In response to these claims, the organizers of the women’s march explained that “Dosayev showed obvious ignorance about the work of his own department and himself,” Radio Azattyq reports. They further argued that there were four applications for marches in the form of demonstrations and rallies. Since March 2023, there have been around ten applications and notifications, all of which were rejected. 

February: Wave of the Feminists’ Single Pickets

Kazakhstani feminists’ refusal to give up on their right to have peaceful marches and demonstrations is inspiring more and more activists and local residents to come out to the streets with their single pickets in support of the women’s march this year.

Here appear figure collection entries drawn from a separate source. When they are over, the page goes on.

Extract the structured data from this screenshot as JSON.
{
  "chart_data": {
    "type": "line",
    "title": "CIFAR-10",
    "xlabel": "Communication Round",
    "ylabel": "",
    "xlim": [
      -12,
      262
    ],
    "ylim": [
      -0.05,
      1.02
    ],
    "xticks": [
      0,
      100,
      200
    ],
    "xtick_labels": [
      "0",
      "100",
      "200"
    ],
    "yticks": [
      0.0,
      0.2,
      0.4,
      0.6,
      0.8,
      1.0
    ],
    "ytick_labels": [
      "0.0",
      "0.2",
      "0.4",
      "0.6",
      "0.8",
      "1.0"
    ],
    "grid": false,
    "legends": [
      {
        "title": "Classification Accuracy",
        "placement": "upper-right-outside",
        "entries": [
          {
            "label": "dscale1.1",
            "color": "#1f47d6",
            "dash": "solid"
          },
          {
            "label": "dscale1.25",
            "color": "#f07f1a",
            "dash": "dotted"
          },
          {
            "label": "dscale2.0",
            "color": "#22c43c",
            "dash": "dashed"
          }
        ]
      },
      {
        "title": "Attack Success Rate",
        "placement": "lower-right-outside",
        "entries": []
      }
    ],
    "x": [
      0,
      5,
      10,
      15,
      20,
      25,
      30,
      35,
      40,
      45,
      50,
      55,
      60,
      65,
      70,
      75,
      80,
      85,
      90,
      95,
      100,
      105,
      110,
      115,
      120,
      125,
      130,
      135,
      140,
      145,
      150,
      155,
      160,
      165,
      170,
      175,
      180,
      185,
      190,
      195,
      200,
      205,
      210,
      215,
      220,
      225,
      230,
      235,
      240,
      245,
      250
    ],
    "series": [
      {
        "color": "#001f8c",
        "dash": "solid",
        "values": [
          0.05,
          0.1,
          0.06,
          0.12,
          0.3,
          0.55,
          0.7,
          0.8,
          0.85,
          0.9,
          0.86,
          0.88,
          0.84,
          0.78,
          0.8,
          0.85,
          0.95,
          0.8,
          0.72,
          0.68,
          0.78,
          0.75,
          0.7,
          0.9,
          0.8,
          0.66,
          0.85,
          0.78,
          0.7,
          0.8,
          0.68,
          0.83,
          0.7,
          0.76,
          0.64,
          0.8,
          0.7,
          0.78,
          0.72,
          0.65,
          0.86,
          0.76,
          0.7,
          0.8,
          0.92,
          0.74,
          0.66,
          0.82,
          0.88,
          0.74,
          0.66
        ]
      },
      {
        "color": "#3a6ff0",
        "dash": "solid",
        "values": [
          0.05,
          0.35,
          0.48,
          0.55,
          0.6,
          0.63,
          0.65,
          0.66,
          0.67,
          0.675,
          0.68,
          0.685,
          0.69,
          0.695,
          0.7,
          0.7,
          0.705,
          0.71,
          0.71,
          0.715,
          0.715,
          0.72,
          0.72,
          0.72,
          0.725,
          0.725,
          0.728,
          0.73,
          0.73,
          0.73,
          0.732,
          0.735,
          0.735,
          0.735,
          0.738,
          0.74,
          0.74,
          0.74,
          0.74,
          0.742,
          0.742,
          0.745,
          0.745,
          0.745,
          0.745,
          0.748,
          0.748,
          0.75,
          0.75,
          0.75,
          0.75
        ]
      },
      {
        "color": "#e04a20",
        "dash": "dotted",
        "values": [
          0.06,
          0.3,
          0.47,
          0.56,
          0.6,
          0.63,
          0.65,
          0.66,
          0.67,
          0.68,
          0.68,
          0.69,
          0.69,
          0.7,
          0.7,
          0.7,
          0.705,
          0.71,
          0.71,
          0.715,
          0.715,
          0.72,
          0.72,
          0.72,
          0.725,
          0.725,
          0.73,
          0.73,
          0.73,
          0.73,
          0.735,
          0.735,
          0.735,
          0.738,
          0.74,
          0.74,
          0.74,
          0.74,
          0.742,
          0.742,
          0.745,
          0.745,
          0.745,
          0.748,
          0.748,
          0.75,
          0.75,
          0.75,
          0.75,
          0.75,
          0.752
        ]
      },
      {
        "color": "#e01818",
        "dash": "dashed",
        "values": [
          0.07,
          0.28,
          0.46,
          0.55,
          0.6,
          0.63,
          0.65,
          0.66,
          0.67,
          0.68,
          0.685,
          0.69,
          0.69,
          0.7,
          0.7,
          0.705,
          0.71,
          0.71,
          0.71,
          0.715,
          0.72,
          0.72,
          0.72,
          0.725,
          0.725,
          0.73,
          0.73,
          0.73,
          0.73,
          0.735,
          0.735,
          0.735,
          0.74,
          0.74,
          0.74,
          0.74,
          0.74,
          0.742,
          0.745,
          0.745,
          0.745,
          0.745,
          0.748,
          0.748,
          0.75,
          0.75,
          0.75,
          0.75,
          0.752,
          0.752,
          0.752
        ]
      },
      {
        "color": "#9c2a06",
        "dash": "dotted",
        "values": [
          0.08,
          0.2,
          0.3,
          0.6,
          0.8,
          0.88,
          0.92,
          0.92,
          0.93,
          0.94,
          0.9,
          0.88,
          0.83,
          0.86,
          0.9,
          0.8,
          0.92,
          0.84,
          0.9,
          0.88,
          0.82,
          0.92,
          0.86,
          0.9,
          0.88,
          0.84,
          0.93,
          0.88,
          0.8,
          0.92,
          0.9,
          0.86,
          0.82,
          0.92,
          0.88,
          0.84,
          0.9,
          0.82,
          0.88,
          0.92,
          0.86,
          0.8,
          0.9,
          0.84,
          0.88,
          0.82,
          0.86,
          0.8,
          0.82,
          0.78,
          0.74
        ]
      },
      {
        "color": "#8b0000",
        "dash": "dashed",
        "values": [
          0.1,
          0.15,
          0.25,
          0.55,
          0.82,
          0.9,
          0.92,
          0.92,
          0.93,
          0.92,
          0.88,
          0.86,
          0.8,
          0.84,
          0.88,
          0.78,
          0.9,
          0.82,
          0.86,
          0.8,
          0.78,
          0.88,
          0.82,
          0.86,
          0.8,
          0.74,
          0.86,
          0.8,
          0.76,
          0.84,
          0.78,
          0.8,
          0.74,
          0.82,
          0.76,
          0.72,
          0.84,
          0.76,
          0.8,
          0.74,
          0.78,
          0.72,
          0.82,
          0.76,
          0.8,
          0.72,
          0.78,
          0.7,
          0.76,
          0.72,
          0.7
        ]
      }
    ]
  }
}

Below are the events that have taken place in Almaty this February in solidarity with the women’s march:

  • • 1 February: a group of leading feminists held a press conference to express their position and share the government’s refusal to allow the march.
  • • 2 February: Lia Bergen, an activist, held a single picket at the Republic Square. 
  • • 3 February: Veronica Fonova held a single picket in the city center, during which she got attacked by two males.
  • • 6 February: Veronica Fonova held another single picket in front of the Kazakh National Opera and Ballet Theatre.
  • • 9 February: Temirlan Yensebek, an activist from the Oyan, Qazaqstan! civil rights movement held a single picket in support of the women’s march at the Republic Square.
  • • 10 February: Aqtorkyn Aqkenzhebalasy, an activist from the Feminita feminist initiative, held a single picket in front of the monument “Tauelsizdik Tany” (Kazakh: The dawn of independence). A few days later, activists from the December 1986 protest were “cleansing” this place of homosexuals. 
  • • 14 February: two activists, Zhanar Sekerbayeva and Kamila Yensegen, held single pickets in different locations in Almaty.
  • • 16 February: Diana Timofeeva, a local resident, held a single picket next to the Globus shopping center.
  • • 17 February: Zhanar Sekerbayeva’s second picket of the month and two pickets held by activist Gulbaqyt Otebaeva. 
  • • 19 February: Diana Jumagulova-Matweewa, a journalist, held a single picket in front of the Kazakh National Opera and Ballet Theatre.
  • • 24 February: Arina Osinovskaya, an activist, held a single picket on Panfilov Street and Alua Nurasheva, a journalist and student, held a single picket at Gandhi Park.
  • • 25 February: Shamshat, an eco- and fem-activist, held a single picket in the KazakhFilm area. 
  • • 27 February: Aisulu Toishibek, a journalist, held a single picket at the Zhibek-Zholy metro station. 

With a week left before International Women’s Day, we are yet to find out whether Almaty’s mayor will let the women express their right to celebrate Women’s Day the way they want.